Configure dataflow endpoints

Important

Azure IoT Operations Preview – enabled by Azure Arc is currently in preview. You shouldn't use this preview software in production environments.

You'll need to deploy a new Azure IoT Operations installation when a generally available release is made available. You won't be able to upgrade a preview installation.

See the Supplemental Terms of Use for Microsoft Azure Previews for legal terms that apply to Azure features that are in beta, preview, or otherwise not yet released into general availability.

To get started with dataflows, first create dataflow endpoints. A dataflow endpoint is the connection point for the dataflow. You can use an endpoint as a source or destination for the dataflow. Some endpoint types can be used as both sources and destinations, while others are for destinations only. A dataflow needs at least one source endpoint and one destination endpoint.

Get started

To get started, use the following table to choose the endpoint type to configure:

Endpoint type Description Can be used as a source Can be used as a destination
MQTT For bi-directional messaging with MQTT brokers, including the one built-in to Azure IoT Operations and Event Grid. Yes Yes
Kafka For bi-directional messaging with Kafka brokers, including Azure Event Hubs. Yes Yes
Data Lake For uploading data to Azure Data Lake Gen2 storage accounts. No Yes
Microsoft Fabric OneLake For uploading data to Microsoft Fabric OneLake lakehouses. No Yes
Local storage For sending data to a locally available persistent volume, through which you can upload data via Azure Container Storage enabled by Azure Arc edge volumes. No Yes

Reuse endpoints

Think of each dataflow endpoint as a bundle of configuration settings that contains where the data should come from or go to (the host value), how to authenticate with the endpoint, and other settings like TLS configuration or batching preference. So you just need to create it once and then you can reuse it in multiple dataflows where these settings would be the same.

To make it easier to reuse endpoints, the MQTT or Kafka topic filter isn't part of the endpoint configuration. Instead, you specify the topic filter in the dataflow configuration. This means you can use the same endpoint for multiple dataflows that use different topic filters.
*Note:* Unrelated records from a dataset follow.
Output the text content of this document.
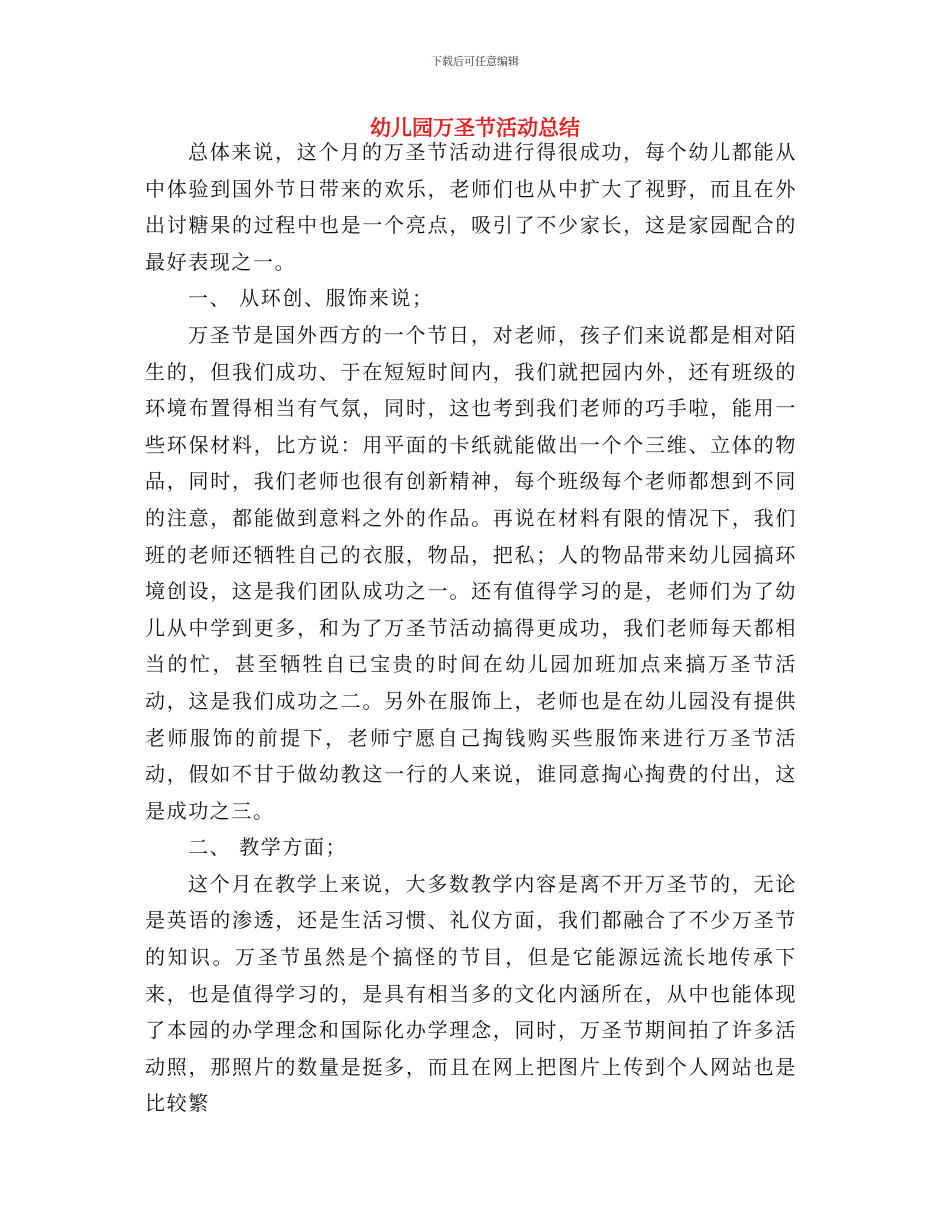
下载后可任意编辑
幼儿园万圣节活动总结

总体来说，这个月的万圣节活动进行得很成功，每个幼儿都能从中体验到国外节日带来的欢乐，老师们也从中扩大了视野，而且在外出讨糖果的过程中也是一个亮点，吸引了不少家长，这是家园配合的最好表现之一。

一、 从环创、服饰来说；

万圣节是国外西方的一个节日，对老师，孩子们来说都是相对陌生的，但我们成功、于在短短时间内，我们就把园内外，还有班级的环境布置得相当有气氛，同时，这也考到我们老师的巧手啦，能用一些环保材料，比方说：用平面的卡纸就能做出一个个三维、立体的物品，同时，我们老师也很有创新精神，每个班级每个老师都想到不同的注意，都能做到意料之外的作品。再说在材料有限的情况下，我们班的老师还牺牲自己的衣服，物品，把私；人的物品带来幼儿园搞环境创设，这是我们团队成功之一。还有值得学习的是，老师们为了幼儿从中学到更多，和为了万圣节活动搞得更成功，我们老师每天都相当的忙，甚至牺牲自已宝贵的时间在幼儿园加班加点来搞万圣节活动，这是我们成功之二。另外在服饰上，老师也是在幼儿园没有提供老师服饰的前提下，老师宁愿自己掏钱购买些服饰来进行万圣节活动，假如不甘于做幼教这一行的人来说，谁同意掏心掏费的付出，这是成功之三。

二、 教学方面；

这个月在教学上来说，大多数教学内容是离不开万圣节的，无论是英语的渗透，还是生活习惯、礼仪方面，我们都融合了不少万圣节的知识。万圣节虽然是个搞怪的节目，但是它能源远流长地传承下来，也是值得学习的，是具有相当多的文化内涵所在，从中也能体现了本园的办学理念和国际化办学理念，同时，万圣节期间拍了许多活动照，那照片的数量是挺多，而且在网上把图片上传到个人网站也是比较繁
For example, you can use the default MQTT broker dataflow endpoint. You can use it for both the source and destination with different topic filters:

Screenshot using operations experience to create a dataflow from MQTT to MQTT.

Similarly, you can create multiple dataflows that use the same MQTT endpoint for other endpoints and topics. For example, you can use the same MQTT endpoint for a dataflow that sends data to a Kafka endpoint.

Screenshot using operations experience to create a dataflow from MQTT to Kafka.

Similar to the MQTT example, you can create multiple dataflows that use the same Kafka endpoint for different topics, or the same Data Lake endpoint for different tables.